Belakangan ini saya sering bertanya level kebahagiaan seseorang. Sebenarnya pertama kali saya tanyakan kepada staf saya di kantor. Semoga dia menjawab dengan jujur.

Skala 1 sampai 10, berapa level kebahagiaan kamu hari ini?“. Demikian tanya saya. Bahagia tidaknya seseorang mungkin bukan urusan kita. Benar-benar masalah pribadi yang paling tersembunyi. Tapi dalam ruang lingkup –yang sok sok– profesional, saya ingin mengetahui bahwa tim saya berada dalam atmosfer kerja yang nyaman.

Sedikit yang saya ketahui tentang pembahasan “kepemimpinan dalam pekerjaan”  (Leadership at Work) adalah, banyaknya karyawan yang mundur dari pekerjaan, atau tidak nyaman dalam bekerja, disebabkan karena kepemimpinan dari pemimpin tim, bukan karena pekerjaan itu sendiri. Saya berharap tim saya bahagia. Karena itu saya–sambil bercanda– menanyakan level kebahagiaan orang di tim saya.

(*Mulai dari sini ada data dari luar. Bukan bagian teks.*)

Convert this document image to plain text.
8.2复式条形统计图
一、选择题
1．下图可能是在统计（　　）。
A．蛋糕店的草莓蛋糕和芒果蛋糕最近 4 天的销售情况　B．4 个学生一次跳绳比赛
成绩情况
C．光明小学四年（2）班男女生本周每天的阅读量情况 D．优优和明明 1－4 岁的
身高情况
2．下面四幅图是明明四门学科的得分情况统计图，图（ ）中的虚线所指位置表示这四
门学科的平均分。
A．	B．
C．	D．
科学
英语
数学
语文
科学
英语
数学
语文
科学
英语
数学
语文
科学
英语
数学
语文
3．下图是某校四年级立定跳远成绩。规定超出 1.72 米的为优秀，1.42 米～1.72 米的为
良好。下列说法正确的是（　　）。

Bahkan, saya pernah bertanya tentang kebahagiaan karena adanya perubahan di lingkungan pekerjaan. Misal perubahan pimpinan, rotasi kerja, wilayah tanggung jawab, atau perubahan yang terkesan remeh. Untuk melihat harapan. Harapan kebahagian yang harus disyukuri, atau potensi kegelisahan –atau kesedihan– yang harus diatasi. Meski kadang ada sedikit satire di sana.

Sebagian orang berprinsip, bahagia kita sendiri yang tentukan. Seperti di banyak meme yang beredar. Jadi seperti apapun lingkungannya, atau siapapun pemimpin tim nya, kita tetap bahagia. Saya tidak menampik ada benarnya prinsip tersebut.

Saya juga tidak menyalahkan, menolak, atau mungkin saya lebih sependapat, bahwa kebahagiaan kita dapat dipengaruhi dari luar diri kita.  Sehingga saya tidak bisa mengatakan bahwa “Seseorang berada di level kebahagiaan yang sama antara ketika ia bersama orang yang dicintainya, dengan ketika orang yang dicintainya tiada“. Mungkin mirip dengan kondisi keimanan yang bertambah dengan ketaatan kepada Ar-Rahman, dan berkurang karena kemaksiatan.

Level kebahagiaan ini tidak selalu sejajar dengan keridhaan (akan takdir Tuhan). Posisi penurunan level kebahagiaan –katakanlah kesedihan– bisa berpadu dengan keridhaan, secara bersamaan, saat hati ini lapang. Kesedihan atau penurunan level kebahagiaan, bertambah, berbunga, bahkan kebahagian yang meledak, adalah hal yang manusiawi.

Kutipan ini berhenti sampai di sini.